Bahkan jika ajna (cakra mata ketiga) hanya sedikit terbuka, hal itu dapat membawa ketenangan yang luar biasa.

2023-09-02 記
Topik.: :スピリチュアル: 瞑想録

Masih belum sepenuhnya terbuka, tetapi bahkan jika hanya bagian tepi, yaitu Rudra Granthi (simpul Shiva), yang sebagian terurai, seseorang dapat hidup dalam keheningan yang luar biasa, baik dalam meditasi maupun dalam kehidupan sehari-hari.
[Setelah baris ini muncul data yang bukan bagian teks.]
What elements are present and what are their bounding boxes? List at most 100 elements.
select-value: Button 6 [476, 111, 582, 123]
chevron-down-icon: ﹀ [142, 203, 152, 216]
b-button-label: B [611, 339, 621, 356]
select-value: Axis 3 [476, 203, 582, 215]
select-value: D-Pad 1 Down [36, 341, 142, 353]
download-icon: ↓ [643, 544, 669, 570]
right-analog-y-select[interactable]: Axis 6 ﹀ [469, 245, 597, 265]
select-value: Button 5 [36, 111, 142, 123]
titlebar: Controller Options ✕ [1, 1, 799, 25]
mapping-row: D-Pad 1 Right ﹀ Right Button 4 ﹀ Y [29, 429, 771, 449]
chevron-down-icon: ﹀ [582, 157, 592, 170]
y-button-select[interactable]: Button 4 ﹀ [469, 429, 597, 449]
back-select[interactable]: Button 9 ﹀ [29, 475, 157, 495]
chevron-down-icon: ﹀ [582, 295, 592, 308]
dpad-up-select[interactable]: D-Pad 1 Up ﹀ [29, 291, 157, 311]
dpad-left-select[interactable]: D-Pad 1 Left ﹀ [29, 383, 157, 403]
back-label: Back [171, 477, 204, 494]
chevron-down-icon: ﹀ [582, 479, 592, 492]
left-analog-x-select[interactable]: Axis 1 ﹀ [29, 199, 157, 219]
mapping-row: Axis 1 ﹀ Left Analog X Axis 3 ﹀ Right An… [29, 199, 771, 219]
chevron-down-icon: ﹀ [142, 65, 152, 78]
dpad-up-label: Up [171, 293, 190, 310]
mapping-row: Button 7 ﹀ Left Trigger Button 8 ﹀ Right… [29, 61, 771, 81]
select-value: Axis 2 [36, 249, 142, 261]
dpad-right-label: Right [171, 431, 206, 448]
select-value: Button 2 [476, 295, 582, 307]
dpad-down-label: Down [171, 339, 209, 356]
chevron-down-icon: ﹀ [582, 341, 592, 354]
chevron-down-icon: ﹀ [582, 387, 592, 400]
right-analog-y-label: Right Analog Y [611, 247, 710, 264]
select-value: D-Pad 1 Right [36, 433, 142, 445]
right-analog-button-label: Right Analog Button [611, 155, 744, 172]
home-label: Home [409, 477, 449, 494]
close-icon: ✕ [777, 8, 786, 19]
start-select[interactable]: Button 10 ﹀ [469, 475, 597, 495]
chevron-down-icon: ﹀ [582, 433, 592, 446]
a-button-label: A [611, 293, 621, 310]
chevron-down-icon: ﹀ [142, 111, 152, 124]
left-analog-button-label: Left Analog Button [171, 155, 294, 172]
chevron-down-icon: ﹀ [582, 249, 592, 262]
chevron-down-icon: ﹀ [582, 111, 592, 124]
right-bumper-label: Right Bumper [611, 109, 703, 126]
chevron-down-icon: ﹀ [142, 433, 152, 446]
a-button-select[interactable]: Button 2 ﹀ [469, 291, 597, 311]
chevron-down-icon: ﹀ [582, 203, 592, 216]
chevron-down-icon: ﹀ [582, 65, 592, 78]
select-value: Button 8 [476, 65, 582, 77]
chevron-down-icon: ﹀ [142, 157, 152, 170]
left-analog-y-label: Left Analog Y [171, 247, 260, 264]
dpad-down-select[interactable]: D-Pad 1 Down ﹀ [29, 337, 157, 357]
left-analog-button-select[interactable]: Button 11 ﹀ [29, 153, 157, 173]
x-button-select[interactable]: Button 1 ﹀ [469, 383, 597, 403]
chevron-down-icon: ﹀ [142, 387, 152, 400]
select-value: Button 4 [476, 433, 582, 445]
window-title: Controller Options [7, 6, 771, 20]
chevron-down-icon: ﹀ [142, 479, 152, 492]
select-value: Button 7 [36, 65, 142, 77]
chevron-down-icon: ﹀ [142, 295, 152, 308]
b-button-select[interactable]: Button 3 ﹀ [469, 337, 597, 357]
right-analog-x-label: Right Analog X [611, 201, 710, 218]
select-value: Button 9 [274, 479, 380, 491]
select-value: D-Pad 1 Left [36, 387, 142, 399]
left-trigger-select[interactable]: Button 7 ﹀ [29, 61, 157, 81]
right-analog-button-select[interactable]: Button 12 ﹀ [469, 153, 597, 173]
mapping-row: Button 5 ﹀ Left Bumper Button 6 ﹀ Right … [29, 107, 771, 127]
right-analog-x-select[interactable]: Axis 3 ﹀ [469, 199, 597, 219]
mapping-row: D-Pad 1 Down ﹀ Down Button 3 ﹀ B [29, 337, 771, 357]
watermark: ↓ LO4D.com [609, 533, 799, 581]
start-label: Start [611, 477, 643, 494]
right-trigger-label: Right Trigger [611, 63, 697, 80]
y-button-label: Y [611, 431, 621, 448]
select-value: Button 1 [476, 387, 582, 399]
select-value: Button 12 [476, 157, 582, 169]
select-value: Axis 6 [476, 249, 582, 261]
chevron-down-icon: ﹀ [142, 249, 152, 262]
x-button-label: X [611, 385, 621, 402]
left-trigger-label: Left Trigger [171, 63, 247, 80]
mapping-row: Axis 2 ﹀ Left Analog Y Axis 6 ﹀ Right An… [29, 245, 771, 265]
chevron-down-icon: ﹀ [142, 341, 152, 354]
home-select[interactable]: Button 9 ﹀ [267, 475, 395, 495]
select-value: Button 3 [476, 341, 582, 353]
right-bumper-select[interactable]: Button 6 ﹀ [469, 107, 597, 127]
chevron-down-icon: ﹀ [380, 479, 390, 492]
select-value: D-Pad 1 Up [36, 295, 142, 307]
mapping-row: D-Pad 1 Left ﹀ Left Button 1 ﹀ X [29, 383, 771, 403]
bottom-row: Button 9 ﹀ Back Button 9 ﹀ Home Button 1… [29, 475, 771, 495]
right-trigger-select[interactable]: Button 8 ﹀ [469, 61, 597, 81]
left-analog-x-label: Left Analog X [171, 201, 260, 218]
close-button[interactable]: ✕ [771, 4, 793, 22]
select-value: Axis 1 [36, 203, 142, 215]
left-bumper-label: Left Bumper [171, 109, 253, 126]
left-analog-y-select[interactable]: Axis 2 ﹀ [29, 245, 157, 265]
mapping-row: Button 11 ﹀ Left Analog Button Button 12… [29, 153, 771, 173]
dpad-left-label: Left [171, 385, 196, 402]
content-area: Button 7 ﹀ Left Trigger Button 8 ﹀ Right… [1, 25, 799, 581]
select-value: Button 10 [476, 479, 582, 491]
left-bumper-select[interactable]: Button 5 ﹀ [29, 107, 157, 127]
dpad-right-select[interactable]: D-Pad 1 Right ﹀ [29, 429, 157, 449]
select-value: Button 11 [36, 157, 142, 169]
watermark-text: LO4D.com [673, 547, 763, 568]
Dulu, seseorang mungkin harus bermeditasi selama berjam-jam dan akhirnya hanya mencapai sedikit, atau bahkan tidak mencapai apa pun, dan bahkan jika mencapai sesuatu, itu akan hilang dalam waktu yang relatif singkat setelah meditasi selesai.

Sekarang, meskipun belum sempurna, atau mungkin karena kesempurnaan adalah sesuatu yang tidak ada batasnya, seseorang dapat menjalani kehidupan sehari-hari dengan tingkat keheningan tertentu.

Kesadaran menjadi lebih pasti, dan seseorang dapat merasakan pemandangan dan sensasi di sekitar dengan cermat, dan sekarang, seseorang merasakan "hidup."

Mungkin, manusia berusaha sekeras mungkin untuk menjalani hidup, bahkan jika hanya untuk merasakan sensasi itu sejenak. Sensasi "hidup" ini pada dasarnya adalah sensasi yang terus berlanjut tanpa terputus.

Dulu, bahkan jika sensasi seperti itu ada, itu seringkali hanya berlangsung sekejap, dan meskipun dapat dirasakan selama meditasi, jarang sekali seseorang dapat mempertahankan sensasi "hidup" setelah meditasi selesai.

Sekarang, seseorang akhirnya dapat merasakan "kesadaran hidup."

Ini mungkin sangat disalahpahami, tetapi sensasi ini bukanlah tentang lima indra. Di kedalaman lima indra, ada sensasi yang terus-menerus, yang dapat disebut sebagai "perasaan keenam" atau "samadhi," dan sensasi itulah yang merupakan diri saya, dan oleh karena itu, "saya" dalam samadhi itu merasakan "hidup."

Oleh karena itu, sensasi ini bukanlah sesuatu yang bersifat sementara seperti "pengalaman." Dan juga bukan "pemahaman" seperti yang dipikirkan oleh pikiran, melainkan hanya "karena begitu, maka begitu," dan pada dasarnya adalah "keadaan yang apa adanya," dan tidak perlu menambahkan apa pun untuk terus merasakan "hidup" secara konstan.

Meskipun dikatakan "merasakan," itu hanyalah sebuah metafora, dan itu bukanlah "tindakan," melainkan keadaan di mana seseorang "merasakan" bahkan ketika tidak melakukan apa pun, dan meskipun "merasakan" mungkin terdengar pasif, itu juga merupakan "kesadaran" yang memiliki aspek aktif, yaitu "kesadaran" tentang "diri," atau kesadaran Atman, yang secara langsung terkait dengan perasaan "hidup."

Kesadaran akan Atman (diri sejati) itu sendiri adalah "perasaan hidup" itu sendiri. Oleh karena itu, tidak diperlukan "tindakan," dan bahkan tidak diperlukan "pemahaman," melainkan hanya "karena begitu, maka begitu."